I agree with everything @jd_c and @jsocolar said. Here are a few other things to consider if you’re really stuck:

2 Likes

@jonah thank you very much for this explanation. Actually I was thinking about my problem. I defined a user define log likelihood function. But this function returns sum(log(prob)). So can not I save point wise loglikelihood inside my defined log likelihood function in stan?. Then I can return them along with summation of all. Is this possible.

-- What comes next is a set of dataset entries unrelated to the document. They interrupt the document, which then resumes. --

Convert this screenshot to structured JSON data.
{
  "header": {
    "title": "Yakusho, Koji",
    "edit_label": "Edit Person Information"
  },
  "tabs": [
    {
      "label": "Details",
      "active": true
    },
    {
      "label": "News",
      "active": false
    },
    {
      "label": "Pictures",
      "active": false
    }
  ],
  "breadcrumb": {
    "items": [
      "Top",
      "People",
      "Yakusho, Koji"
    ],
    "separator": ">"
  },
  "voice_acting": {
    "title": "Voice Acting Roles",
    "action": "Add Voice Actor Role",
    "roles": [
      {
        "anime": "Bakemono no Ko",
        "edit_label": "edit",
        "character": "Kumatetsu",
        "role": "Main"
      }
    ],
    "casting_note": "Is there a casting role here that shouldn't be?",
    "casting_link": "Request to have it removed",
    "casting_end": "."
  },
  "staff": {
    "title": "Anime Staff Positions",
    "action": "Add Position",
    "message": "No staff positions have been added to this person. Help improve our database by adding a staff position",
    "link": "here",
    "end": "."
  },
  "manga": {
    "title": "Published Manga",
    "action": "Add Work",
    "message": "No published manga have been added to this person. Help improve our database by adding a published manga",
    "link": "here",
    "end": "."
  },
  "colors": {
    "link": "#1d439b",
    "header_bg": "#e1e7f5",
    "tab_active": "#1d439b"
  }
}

This is my function (I removed middle part to make it simple):


functions{

  real model_lpdf(matrix dat, vector[] theta, vector[] alpha){
    
 for (i in 1:rows(dat)){
    
    t <- dat[i, 1];
    x <- dat[i, 2];
    s <- ServerID[i];
    re <- ReceiverID[i];

    if(x == -1){
      
      prob[i] <- f; 
      
    }else if(t == 1){
      
      prob[i] <- a^x * f^(1 - x);

    }else if(fmod(t, 2) == 0){
      
      prob[i] <- ((1- a - f) * (rr)^(t/2.0 - 1.0) * (rs)^(t/2.0 - 1.0) * (mr)^x * (wr)^(1-x)); 
    
    }else {
       prob[i] <- ((1- a - f) * (rr)^(t/2.0 - 0.5) * (rs)^(t/2.0 - 1.5) * (ms)^(1 - x) * (ws)^x);
    }
  }

  out <- sum(log(prob));
  return out;

 }
}

1 Like

Those values need to be saved, which means using a transformed parameter or generated quantity. So even if you have a function that returns the pointwise values in the model block you’d unfortunately still need to call it again in transformed parameters or generated quantities (preferably the latter because of what @jsocolar said about autodiff).

But I think with 1 million data points you’re probably going to have memory issues when subsequently running loo() on the pointwise loglikelihood matrix with dimensions posterior_sample_size x 1000000. So you might need to use one of the other options I mentioned in my previous post.

2 Likes

@jonah Thank you very much. Sure, I will look into them. I should find a way to store them without taking long time. Thanks again.

1 Like